The modelling is based on a number of variables, like vaccination rates, border controls and community restrictions.

What the documents describe as looser restrictions would mean contact tracing and isolation are our main tool against the virus, lockdowns are no longer but we would open our border to some countries.

"Some of the numbers in the bigger scenarios are very scary," Dr Jackson says.

With a 90 percent vaccination rate in Counties Manukau, there could still be 50,000 cases in the region a year.
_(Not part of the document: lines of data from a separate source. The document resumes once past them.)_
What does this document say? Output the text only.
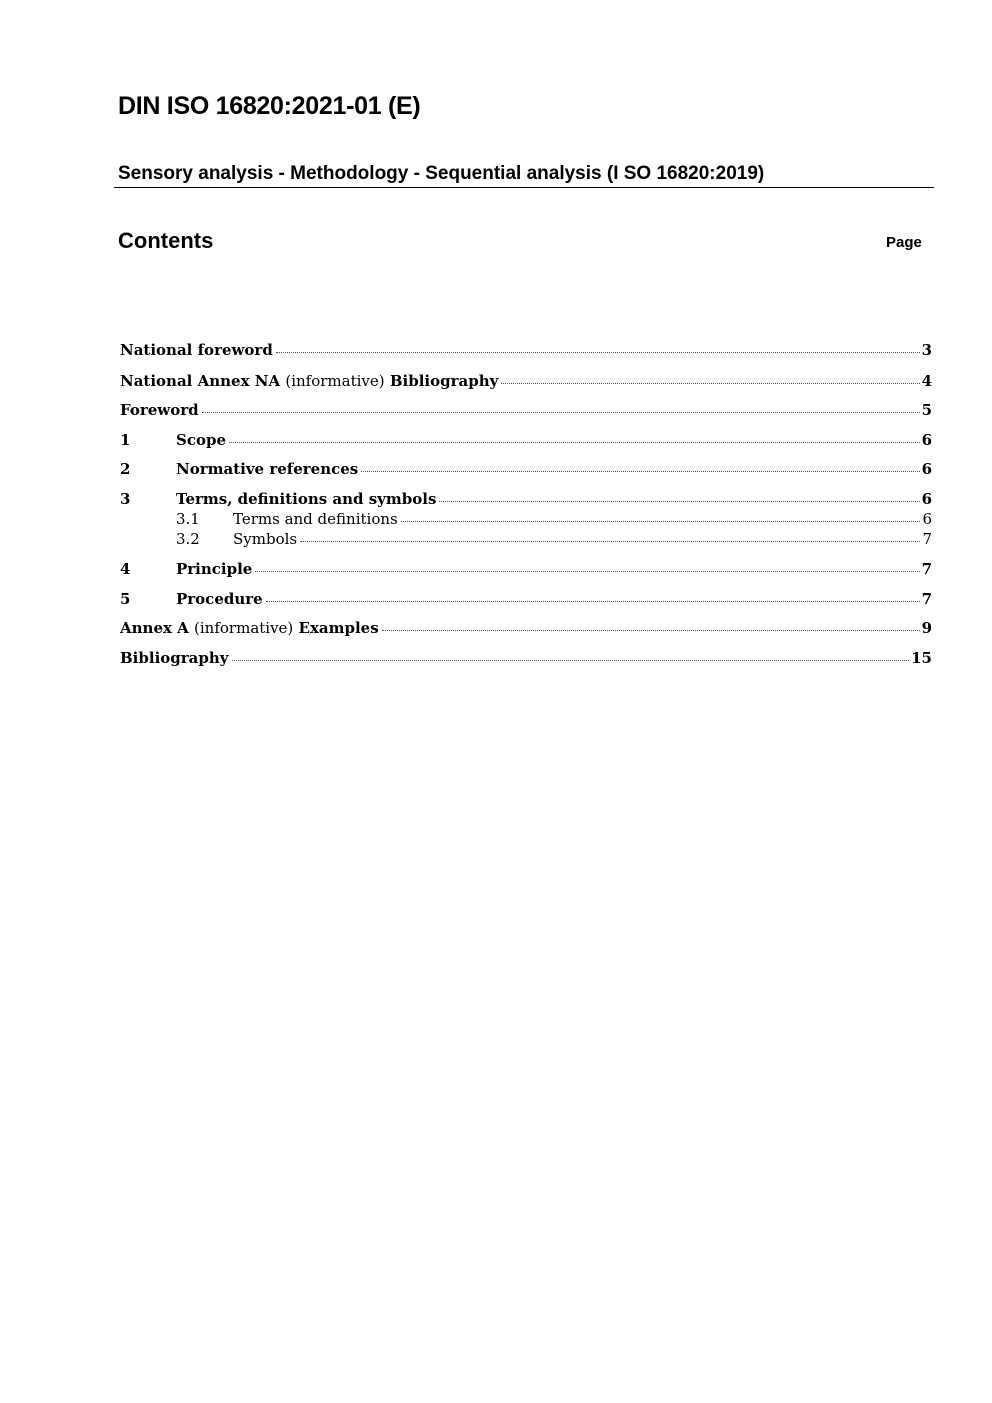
DIN ISO 16820:2021-01 (E)
Sensory analysis - Methodology - Sequential analysis (I SO 16820:2019)
Contents	Page
National foreword	3
National Annex NA (informative) Bibliography	4
Foreword	5
1	Scope	6
2	Normative references	6
3	Terms, definitions and symbols	6
3.1	Terms and definitions	6
3.2	Symbols	7
4	Principle	7
5	Procedure	7
Annex A (informative) Examples	9
Bibliography	15
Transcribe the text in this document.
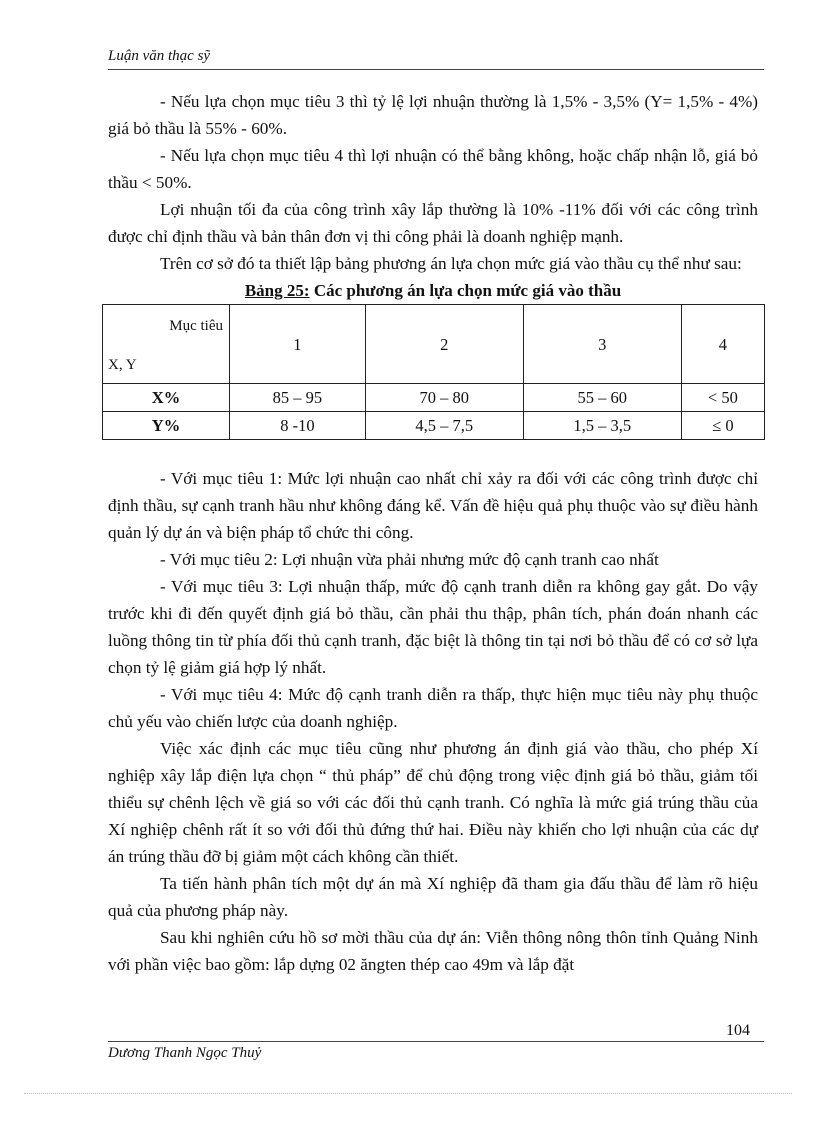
Luận văn thạc sỹ

- Nếu lựa chọn mục tiêu 3 thì tỷ lệ lợi nhuận thường là 1,5% - 3,5% (Y= 1,5% - 4%) giá bỏ thầu là 55% - 60%.

- Nếu lựa chọn mục tiêu 4 thì lợi nhuận có thể bằng không, hoặc chấp nhận lỗ, giá bỏ thầu < 50%.

Lợi nhuận tối đa của công trình xây lắp thường là 10% -11% đối với các công trình được chỉ định thầu và bản thân đơn vị thi công phải là doanh nghiệp mạnh.

Trên cơ sở đó ta thiết lập bảng phương án lựa chọn mức giá vào thầu cụ thể như sau:

Bảng 25: Các phương án lựa chọn mức giá vào thầu

Mục tiêu
X, Y	1	2	3	4
X%	85 – 95	70 – 80	55 – 60	< 50
Y%	8 -10	4,5 – 7,5	1,5 – 3,5	≤ 0

- Với mục tiêu 1: Mức lợi nhuận cao nhất chỉ xảy ra đối với các công trình được chỉ định thầu, sự cạnh tranh hầu như không đáng kể. Vấn đề hiệu quả phụ thuộc vào sự điều hành quản lý dự án và biện pháp tổ chức thi công.

- Với mục tiêu 2: Lợi nhuận vừa phải nhưng mức độ cạnh tranh cao nhất

- Với mục tiêu 3: Lợi nhuận thấp, mức độ cạnh tranh diễn ra không gay gắt. Do vậy trước khi đi đến quyết định giá bỏ thầu, cần phải thu thập, phân tích, phán đoán nhanh các luồng thông tin từ phía đối thủ cạnh tranh, đặc biệt là thông tin tại nơi bỏ thầu để có cơ sở lựa chọn tỷ lệ giảm giá hợp lý nhất.

- Với mục tiêu 4: Mức độ cạnh tranh diễn ra thấp, thực hiện mục tiêu này phụ thuộc chủ yếu vào chiến lược của doanh nghiệp.

Việc xác định các mục tiêu cũng như phương án định giá vào thầu, cho phép Xí nghiệp xây lắp điện lựa chọn “ thủ pháp” để chủ động trong việc định giá bỏ thầu, giảm tối thiểu sự chênh lệch về giá so với các đối thủ cạnh tranh. Có nghĩa là mức giá trúng thầu của Xí nghiệp chênh rất ít so với đối thủ đứng thứ hai. Điều này khiến cho lợi nhuận của các dự án trúng thầu đỡ bị giảm một cách không cần thiết.

Ta tiến hành phân tích một dự án mà Xí nghiệp đã tham gia đấu thầu để làm rõ hiệu quả của phương pháp này.

Sau khi nghiên cứu hồ sơ mời thầu của dự án: Viễn thông nông thôn tỉnh Quảng Ninh với phần việc bao gồm: lắp dựng 02 ăngten thép cao 49m và lắp đặt

104
Dương Thanh Ngọc Thuỷ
That's one in 10 people. Close to 1500 people could end up in hospital and 250 could die. That's five a week.

If only 80 percent are vaccinated, the numbers skyrocket: 70,000 cases, 2300 hospitalisations and 400 deaths.

Dr Colin Tukuitonga is a public health expert and a member of the Ministry of Health's COVID Technical Advisory Group. 

"To base a model on 90 percent is hugely ambitious," he says.

He believes the Counties-Manukau modelling is conservative.  

"I think that's pie in the sky, this is one of the most difficult areas to achieve coverage; more Māori, more Pacific, more people in lower incomes, more marginalised".

It's the disproportionate impact that also has Māori Health advocate and GP Dr Rawiri Jansen worried. 

"We are going to have families that are deeply disturbed by deaths in households. It's going to be a rough year, I've got to say."

The modelling estimates 20 percent of all COVID deaths in the region will be Māori and a whopping 40 percent will be Pacific. 

"I don't mean to be disrespectful of the families of the people who have died, but relatively speaking we have seen very few deaths and New Zealanders have no idea how bad this thing could get," Tukuitonga says.

Sobering statistics all three experts hope will encourage people to get vaccinated.